Philosophe et danseuse, Emma Bigé explore, elle, les relations entre danse et écologie dans deux “expositions-en-danse”, Gestes du Contact Improvisation (Musée de la danse, 2018) et Steve Paxton: Drafting Interior Techniques (Culturgest, 2019). Son premier livre, Mouvementements. Écopolitique de la danse, examine la notion de débordement, ou comment “nouer nos gestes au-delà des fausses frontières de l’individu et de l’humain”, “des manières de danser-sentir-penser l’enchevêtrement de nos mouvements”.
Notre relation au vivant : cette question, primordiale, agite le géographe Guillaume Faburel qui incite à inventer une société post-urbaine durable.

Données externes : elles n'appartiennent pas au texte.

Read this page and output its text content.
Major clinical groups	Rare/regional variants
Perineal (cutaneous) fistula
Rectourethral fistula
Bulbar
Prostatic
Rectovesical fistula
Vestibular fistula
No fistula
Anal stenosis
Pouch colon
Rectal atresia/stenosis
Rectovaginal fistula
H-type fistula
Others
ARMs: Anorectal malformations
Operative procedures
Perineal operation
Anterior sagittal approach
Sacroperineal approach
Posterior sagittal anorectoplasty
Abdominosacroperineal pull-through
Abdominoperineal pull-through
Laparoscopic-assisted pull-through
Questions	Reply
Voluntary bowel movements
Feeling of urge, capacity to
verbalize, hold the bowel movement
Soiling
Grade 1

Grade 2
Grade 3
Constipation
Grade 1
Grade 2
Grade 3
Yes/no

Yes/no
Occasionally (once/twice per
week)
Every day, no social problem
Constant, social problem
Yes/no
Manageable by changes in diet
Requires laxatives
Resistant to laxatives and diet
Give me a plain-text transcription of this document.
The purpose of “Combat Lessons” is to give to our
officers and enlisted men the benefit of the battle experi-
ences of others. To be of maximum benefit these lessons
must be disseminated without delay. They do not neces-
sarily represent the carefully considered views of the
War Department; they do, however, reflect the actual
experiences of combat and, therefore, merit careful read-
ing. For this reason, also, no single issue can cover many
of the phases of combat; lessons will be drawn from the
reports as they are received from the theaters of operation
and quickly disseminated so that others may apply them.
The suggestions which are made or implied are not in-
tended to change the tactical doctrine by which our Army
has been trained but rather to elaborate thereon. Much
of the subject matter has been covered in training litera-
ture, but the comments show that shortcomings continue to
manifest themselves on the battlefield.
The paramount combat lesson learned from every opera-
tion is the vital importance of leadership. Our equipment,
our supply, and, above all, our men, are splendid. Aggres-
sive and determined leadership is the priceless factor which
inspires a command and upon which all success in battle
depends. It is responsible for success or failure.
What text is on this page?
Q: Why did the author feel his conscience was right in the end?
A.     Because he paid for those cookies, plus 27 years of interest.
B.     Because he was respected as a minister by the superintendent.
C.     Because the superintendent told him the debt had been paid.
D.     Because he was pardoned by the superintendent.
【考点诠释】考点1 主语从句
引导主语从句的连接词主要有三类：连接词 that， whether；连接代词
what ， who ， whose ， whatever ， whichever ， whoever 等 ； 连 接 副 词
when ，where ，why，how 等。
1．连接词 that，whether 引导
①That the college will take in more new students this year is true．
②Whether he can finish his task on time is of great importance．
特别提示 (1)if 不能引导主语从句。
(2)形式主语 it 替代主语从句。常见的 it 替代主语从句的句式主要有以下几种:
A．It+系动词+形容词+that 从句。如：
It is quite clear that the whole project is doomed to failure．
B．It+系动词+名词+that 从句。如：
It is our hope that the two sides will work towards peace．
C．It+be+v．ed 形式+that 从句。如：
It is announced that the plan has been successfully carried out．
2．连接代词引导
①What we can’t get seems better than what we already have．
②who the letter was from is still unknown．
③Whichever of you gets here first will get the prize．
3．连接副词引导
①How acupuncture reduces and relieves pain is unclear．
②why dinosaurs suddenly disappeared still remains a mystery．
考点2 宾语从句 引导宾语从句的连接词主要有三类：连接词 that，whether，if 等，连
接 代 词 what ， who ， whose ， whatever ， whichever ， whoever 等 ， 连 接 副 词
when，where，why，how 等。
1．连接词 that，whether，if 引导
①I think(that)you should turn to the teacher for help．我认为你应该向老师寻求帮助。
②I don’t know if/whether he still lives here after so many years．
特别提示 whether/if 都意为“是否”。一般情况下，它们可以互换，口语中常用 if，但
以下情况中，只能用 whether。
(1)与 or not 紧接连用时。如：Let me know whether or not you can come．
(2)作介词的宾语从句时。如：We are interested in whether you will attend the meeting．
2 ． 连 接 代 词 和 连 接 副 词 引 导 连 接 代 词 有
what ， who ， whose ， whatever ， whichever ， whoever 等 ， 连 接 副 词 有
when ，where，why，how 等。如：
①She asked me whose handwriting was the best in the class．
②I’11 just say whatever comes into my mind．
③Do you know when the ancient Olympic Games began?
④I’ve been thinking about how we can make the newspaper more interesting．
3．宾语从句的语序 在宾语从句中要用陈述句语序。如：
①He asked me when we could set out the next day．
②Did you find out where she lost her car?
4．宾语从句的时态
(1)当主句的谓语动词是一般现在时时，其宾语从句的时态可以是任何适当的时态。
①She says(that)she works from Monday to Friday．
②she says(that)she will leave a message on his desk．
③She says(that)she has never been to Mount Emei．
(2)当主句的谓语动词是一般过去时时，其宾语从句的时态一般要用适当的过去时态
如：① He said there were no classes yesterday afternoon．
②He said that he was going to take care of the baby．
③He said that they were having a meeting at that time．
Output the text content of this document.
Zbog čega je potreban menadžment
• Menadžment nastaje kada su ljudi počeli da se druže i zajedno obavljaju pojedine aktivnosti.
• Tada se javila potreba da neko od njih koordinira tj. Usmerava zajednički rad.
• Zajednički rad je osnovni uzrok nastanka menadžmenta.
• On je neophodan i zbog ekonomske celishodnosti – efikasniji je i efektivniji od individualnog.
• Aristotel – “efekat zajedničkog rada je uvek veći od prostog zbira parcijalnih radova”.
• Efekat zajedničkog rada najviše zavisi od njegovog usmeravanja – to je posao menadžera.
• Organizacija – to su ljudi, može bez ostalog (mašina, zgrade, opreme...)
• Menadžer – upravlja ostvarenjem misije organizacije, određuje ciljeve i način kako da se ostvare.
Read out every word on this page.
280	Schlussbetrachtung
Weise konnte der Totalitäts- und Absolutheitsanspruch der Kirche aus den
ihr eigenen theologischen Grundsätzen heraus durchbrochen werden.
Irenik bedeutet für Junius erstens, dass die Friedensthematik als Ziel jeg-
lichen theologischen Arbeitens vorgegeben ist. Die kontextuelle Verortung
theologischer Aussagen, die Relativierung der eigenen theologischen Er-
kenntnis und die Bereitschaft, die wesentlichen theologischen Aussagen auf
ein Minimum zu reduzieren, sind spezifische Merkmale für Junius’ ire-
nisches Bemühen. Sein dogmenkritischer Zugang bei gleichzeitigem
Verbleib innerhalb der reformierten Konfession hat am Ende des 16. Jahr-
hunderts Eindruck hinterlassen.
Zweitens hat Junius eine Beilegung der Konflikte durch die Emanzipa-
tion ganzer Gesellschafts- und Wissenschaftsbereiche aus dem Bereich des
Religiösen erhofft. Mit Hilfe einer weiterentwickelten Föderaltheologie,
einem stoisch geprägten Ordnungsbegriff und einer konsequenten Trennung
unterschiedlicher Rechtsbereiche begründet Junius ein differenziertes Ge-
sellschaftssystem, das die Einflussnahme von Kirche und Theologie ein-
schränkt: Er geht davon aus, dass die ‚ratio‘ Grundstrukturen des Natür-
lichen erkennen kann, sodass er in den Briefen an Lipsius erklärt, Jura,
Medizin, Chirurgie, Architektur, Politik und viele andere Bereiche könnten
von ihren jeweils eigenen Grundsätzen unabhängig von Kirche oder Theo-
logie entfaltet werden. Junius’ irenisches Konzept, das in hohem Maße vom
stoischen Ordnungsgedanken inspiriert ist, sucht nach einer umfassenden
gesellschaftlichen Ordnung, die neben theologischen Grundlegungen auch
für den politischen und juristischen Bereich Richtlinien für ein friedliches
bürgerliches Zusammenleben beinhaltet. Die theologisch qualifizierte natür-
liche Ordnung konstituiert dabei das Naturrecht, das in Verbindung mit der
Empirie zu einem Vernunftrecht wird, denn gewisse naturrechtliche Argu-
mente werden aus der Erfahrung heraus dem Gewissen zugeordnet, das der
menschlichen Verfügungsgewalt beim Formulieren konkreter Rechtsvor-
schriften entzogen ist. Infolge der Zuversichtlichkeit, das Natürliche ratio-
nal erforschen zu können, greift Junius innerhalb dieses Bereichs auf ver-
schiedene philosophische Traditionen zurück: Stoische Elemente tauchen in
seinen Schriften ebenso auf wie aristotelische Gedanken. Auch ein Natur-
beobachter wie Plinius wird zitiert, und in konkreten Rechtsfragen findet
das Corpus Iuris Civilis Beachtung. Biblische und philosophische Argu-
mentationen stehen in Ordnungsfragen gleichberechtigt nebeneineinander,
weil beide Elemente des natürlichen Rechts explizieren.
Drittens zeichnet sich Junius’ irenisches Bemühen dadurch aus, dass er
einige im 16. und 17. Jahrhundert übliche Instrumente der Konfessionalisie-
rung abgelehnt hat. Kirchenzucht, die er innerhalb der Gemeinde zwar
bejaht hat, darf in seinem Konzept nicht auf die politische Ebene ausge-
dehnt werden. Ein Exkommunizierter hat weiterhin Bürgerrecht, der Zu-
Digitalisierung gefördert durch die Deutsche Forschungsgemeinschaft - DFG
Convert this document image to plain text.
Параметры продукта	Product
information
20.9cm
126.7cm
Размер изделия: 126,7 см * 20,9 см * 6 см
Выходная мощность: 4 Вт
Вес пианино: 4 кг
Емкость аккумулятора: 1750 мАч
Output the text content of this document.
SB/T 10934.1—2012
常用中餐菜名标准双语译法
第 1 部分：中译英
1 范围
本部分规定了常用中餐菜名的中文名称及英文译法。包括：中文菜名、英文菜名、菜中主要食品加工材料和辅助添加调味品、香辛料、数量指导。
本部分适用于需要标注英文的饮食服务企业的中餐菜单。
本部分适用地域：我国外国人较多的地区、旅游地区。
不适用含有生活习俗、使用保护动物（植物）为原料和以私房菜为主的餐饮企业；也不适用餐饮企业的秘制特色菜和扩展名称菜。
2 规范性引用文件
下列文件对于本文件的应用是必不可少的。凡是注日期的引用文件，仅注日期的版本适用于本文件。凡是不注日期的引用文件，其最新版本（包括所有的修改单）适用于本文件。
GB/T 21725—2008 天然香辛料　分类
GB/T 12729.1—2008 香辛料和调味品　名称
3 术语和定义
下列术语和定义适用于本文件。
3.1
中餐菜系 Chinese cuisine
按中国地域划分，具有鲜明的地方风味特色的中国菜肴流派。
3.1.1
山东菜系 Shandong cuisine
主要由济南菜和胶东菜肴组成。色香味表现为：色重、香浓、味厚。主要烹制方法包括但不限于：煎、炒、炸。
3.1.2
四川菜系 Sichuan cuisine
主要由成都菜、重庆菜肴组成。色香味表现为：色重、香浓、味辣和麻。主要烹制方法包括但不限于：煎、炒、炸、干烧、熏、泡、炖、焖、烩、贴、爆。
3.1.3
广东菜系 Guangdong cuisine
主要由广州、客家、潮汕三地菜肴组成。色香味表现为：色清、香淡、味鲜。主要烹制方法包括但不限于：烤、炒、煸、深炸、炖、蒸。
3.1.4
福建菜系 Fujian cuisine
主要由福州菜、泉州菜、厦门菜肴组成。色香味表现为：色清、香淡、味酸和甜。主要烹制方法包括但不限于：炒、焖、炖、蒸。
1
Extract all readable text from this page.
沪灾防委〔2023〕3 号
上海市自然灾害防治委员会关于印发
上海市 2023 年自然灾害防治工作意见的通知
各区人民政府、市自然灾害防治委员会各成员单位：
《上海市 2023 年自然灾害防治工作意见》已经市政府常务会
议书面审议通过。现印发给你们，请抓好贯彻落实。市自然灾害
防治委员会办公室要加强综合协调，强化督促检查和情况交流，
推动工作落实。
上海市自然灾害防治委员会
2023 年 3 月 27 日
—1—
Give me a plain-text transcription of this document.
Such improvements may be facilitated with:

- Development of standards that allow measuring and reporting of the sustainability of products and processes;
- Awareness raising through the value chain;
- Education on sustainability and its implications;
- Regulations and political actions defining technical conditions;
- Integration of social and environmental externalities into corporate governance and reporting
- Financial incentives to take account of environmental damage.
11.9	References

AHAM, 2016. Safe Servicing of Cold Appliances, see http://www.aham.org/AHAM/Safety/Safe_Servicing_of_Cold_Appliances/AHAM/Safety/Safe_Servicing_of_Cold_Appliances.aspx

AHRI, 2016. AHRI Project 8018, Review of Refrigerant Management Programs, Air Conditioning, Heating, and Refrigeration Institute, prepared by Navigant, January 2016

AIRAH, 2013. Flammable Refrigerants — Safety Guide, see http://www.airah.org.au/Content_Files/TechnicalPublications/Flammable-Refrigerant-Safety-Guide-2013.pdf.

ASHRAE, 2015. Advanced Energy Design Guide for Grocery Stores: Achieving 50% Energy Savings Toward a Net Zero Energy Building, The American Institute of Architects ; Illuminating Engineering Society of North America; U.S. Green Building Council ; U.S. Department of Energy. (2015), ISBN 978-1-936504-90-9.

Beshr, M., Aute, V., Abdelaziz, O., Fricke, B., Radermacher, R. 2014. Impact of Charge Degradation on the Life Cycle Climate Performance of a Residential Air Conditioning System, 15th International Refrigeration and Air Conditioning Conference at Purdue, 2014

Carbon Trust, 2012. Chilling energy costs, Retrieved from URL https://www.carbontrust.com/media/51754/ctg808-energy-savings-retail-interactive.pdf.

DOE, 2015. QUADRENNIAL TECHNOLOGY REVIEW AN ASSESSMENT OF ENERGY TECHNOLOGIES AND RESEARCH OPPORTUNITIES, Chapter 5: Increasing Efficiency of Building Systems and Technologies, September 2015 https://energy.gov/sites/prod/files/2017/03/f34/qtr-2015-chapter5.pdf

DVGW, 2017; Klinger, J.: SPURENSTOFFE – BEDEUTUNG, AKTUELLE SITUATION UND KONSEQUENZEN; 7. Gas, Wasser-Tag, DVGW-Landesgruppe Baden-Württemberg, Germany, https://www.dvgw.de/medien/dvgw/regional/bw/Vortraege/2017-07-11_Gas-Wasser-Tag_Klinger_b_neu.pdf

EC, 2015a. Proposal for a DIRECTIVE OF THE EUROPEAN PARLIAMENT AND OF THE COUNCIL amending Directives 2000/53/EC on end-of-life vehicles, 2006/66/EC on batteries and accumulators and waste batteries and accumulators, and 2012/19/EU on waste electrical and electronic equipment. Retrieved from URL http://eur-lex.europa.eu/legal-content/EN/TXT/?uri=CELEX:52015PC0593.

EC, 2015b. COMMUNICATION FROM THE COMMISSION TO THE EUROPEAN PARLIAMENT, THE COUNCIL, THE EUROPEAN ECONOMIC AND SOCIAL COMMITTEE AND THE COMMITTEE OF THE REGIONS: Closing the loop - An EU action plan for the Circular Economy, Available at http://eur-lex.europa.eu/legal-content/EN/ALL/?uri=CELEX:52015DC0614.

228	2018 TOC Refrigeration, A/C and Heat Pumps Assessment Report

Si le monde bouge, la pensée aussi, les pensées aussi, multiples, protéiformes, mobiles, remuantes, nous rappelant que rien n’est figé, que tout peut (encore, un peu) être questionné, déconstruit et reconstruit, différemment. Loin des normes et des carcans. Plus précisément. Matière à malaxer pour lui donner d’autres formes, individuelles et collectives, intimes et sociétales.
Qui sommes-nous ? Où allons-nous ? Et avec qui ? Éléments de réponse dans les pages de notre numéro d’avril.